I go crashing out the barn door, Hoopdee at my heels, already spitting questions and complaints.

But Grandpa Tad’s face is grim when he climbs out.

“Get on inside the house, Lyndie,” he says.

His tone of voice makes me back up, but I don’t go in. I stand gaping while Ma comes around the side of the Blue Bullet and Lady and Tad pull a person out of the backseat of the Cadillac, each holding an arm.

He is pale and slack-jawed and red-eyed. His clothes are a filthy mess, torn at the elbow and knee and a brown stain down the front of his blue shirt. Knuckles like he scraped them along a gravel path. I can smell him from here. Like he’s been sleeping underground.

Light should be pouring into me. There are tickertape parades for returning soldiers, kisses and dances when wars are finally over. But looking at his scraggly beard, the scratches etched on his cheek, I want to cry.

“Daddy?” I croak out. “What happened?”

“Go inside. Into the parlor and shut the door, Lyndie,” Lady says. “Now.”

Hoopdee is all a-quiver, ears perked, tail thumping on anything it can thump, circling around their legs. He’s the only one who looks partway happy.

I stare at this man, trying to overlay his beaten empty face with a face I remember from before last Tuesday. How has he come to change so much? My father keeps his trousers sharp-creased and smells like Aqua Velva. Now he looks like—like Hoopdee did, the day Daddy brought him home, all mangy and limping from his long wandering. Sick and exhausted and hopeless and homeless. A stray.

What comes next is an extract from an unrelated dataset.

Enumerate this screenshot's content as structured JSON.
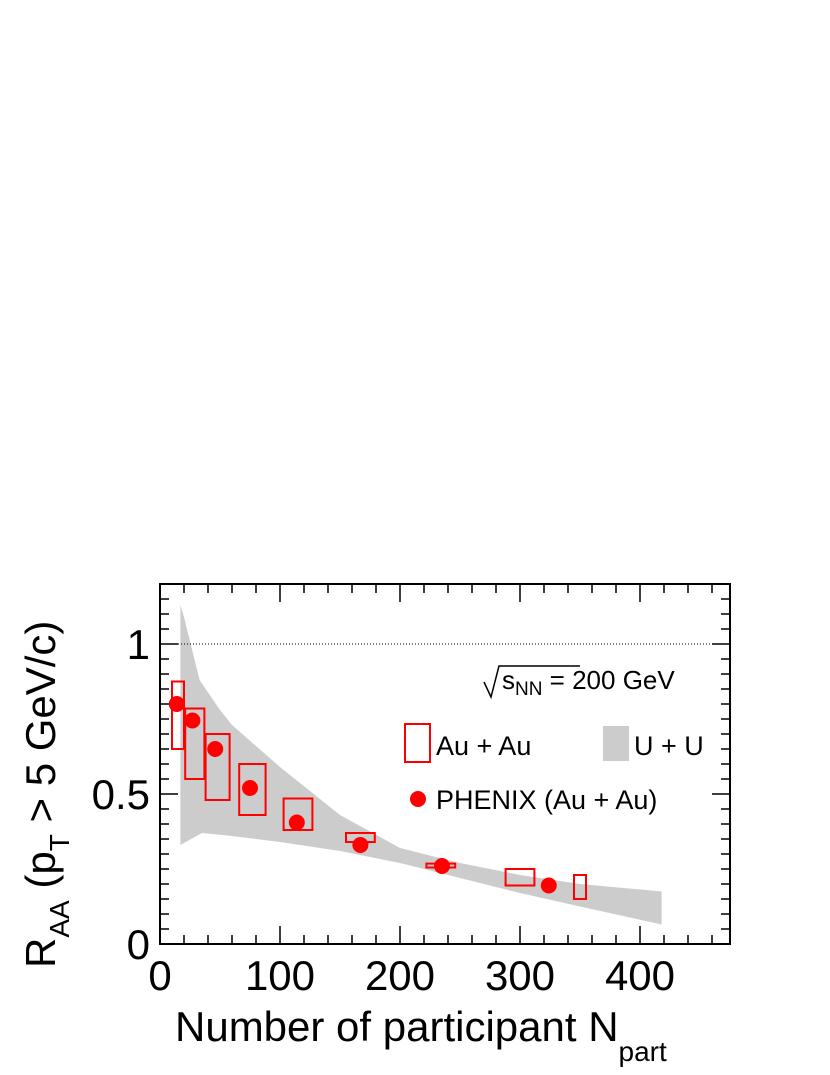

Daddy lifts his gaze as if to see me, but his eyes slide over the top of my head. “I can walk fine.” Daddy shrugs Lady and Ma off. But he can’t. He’s got a limp in his right foot, his energy is drained out. I follow them inside, trying to get close.

Grandpa Tad pulls his hat off and throws it on the hall chair on top of my schoolbag.

Lady waves a hand at Ma. “Rainbow, will you put a kettle on? Lyndie, get to the parlor.”

Ma gives me a quick squeeze before she hurries off to the kitchen. “It’s okay,” she whispers, but it’s her lying voice. Grandpa Tad has Daddy by the arm. They start upstairs.

“Wait.” I head after them, tug on Daddy’s sleeve. “Is your leg hurt? What happened to his leg, Grandpa Tad? Daddy? Where were you?” What I wonder most is, How could you leave like that? For so long, with not even a phone call?

Now Lady comes after me, grabbing my arm hard, tearing me away from Daddy.